Can you outline your artistic process- physically and psychologically- from the start to finish of a painting? Do you have a clear idea before you begin? Do you begin with sketches?
… Complex question! … First of all, there is the initial impulse, which comes unexpectedly and often outside of my studio! Usually, not to forget it, I summarize it in a few sentences in a notebook or I scribble it quickly with a ballpoint pen on a post-it. Then, I give it a rest, and I look into other possibilities. In the workshop, I start to make a selection and I think a bit like a film director would. At no time am I trying to depict a place in a literal way, because I think we paint with our culture as much as with our nature! And the memory, or the feeling we keep of a place or a scene, is sometimes more interesting than the “raw” reality. People depicted in paintings are more like actors. They appear in a scene then, it is up to everyone to put together the movie! I think that we do not paint a man, but the interpretation of this man. One shouldn’t try to control the execution too much because mistakes often end up as new solutions that one couldn’t foresee in the beginning!

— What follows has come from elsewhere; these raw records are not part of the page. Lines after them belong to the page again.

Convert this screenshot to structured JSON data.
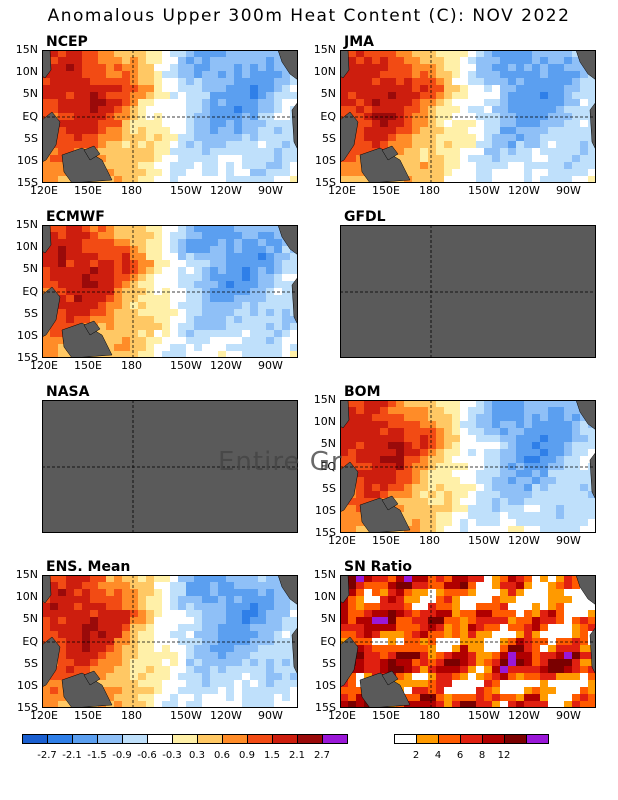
{
  "title": "Anomalous Upper 300m Heat Content (C): NOV 2022",
  "lat_labels": [
    "15N",
    "10N",
    "5N",
    "EQ",
    "5S",
    "10S",
    "15S"
  ],
  "lon_labels": [
    "120E",
    "150E",
    "180",
    "150W",
    "120W",
    "90W"
  ],
  "panels": [
    {
      "id": "ncep",
      "label": "NCEP",
      "status": "data",
      "show_lon": true,
      "theme": "west-warm"
    },
    {
      "id": "jma",
      "label": "JMA",
      "status": "data",
      "show_lon": true,
      "theme": "west-warm"
    },
    {
      "id": "ecmwf",
      "label": "ECMWF",
      "status": "data",
      "show_lon": true,
      "theme": "west-warm"
    },
    {
      "id": "gfdl",
      "label": "GFDL",
      "status": "no-data",
      "show_lon": false
    },
    {
      "id": "nasa",
      "label": "NASA",
      "status": "no-data",
      "show_lon": false
    },
    {
      "id": "bom",
      "label": "BOM",
      "status": "data",
      "show_lon": true,
      "theme": "west-warm"
    },
    {
      "id": "ens",
      "label": "ENS. Mean",
      "status": "data",
      "show_lon": true,
      "theme": "west-warm"
    },
    {
      "id": "sn",
      "label": "SN Ratio",
      "status": "data",
      "show_lon": true,
      "theme": "sn"
    }
  ],
  "overlay_text": "Entire Gr",
  "colorbar_anomaly": {
    "colors": [
      "#1a5fd0",
      "#2f7fe8",
      "#5b9ff0",
      "#8fc0f7",
      "#bfe0fb",
      "#ffffff",
      "#fff0a8",
      "#ffc864",
      "#ff8c28",
      "#f24b14",
      "#cd1e0e",
      "#9a0a0a",
      "#9a18d8"
    ],
    "ticks": [
      "-2.7",
      "-2.1",
      "-1.5",
      "-0.9",
      "-0.6",
      "-0.3",
      "0.3",
      "0.6",
      "0.9",
      "1.5",
      "2.1",
      "2.7"
    ]
  },
  "colorbar_sn": {
    "colors": [
      "#ffffff",
      "#ff9a00",
      "#ff5a00",
      "#e02010",
      "#b00000",
      "#7a0000",
      "#9a18d8"
    ],
    "ticks": [
      "2",
      "4",
      "6",
      "8",
      "12"
    ]
  },
  "colors": {
    "land": "#5a5a5a",
    "nodata": "#5a5a5a"
  }
}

Can you elaborate on the title of your upcoming exhibition at Axelle, Jardins Secrets ?
Originally the garden was an enclosed space, just as the artist workshop is, where man tried to force nature to fit the human scale, such as in the giardino segreto (secret garden during the Renaissance). One can then say that the concept of a garden takes its roots in man – the herb garden, Zen garden, communal garden, garden of delights – each one is an attempt for mankind to define its relationship to the world and to nature.
Today, the scale is reversed; the world has become a garden itself, which can’t be enclosed by a wall (thankfully!). The man who once attempted to shape nature to his will for centuries, taming the plants by putting them in a cage, imposing his rhythm and moods, realizes that trees communicate, forests are moving, and some plants grow tired of their surroundings and disappear here only to reappear thousands of mile away…
With Jardins Secrets, I try to explore those new relationships where man finds himself, somehow, dealing with “his” nature. Each canvas can then be considered as a modest attempt to recapture the enchantment of the world. It is not about magic, but simply looking at it from another perspective – the gardener is somehow uprooted!
You have travelled extensively and many of these exotic locations are depicted in your work. Has one particular place or experience shaped your work more than others?
What is interesting are the traces left of all this. In fact, each country, each trip, each encounter forms some kind of strata in the memory. In fact, the skin and the brain come from the same embryonic tissue. On the outside, the skin keeps traces of all its experiences, and it is the same on the inside. I read somewhere, about memory, that each experience creates “a kind of scar whose sides close up to form a mouth which becomes progressively silent.” This notion can be read in a completely positive way, I often use this tiny silence as a possible starting point for a painting. I think that this kind of transfer works when the landscape outside comes to meet the inside – or mental- landscape.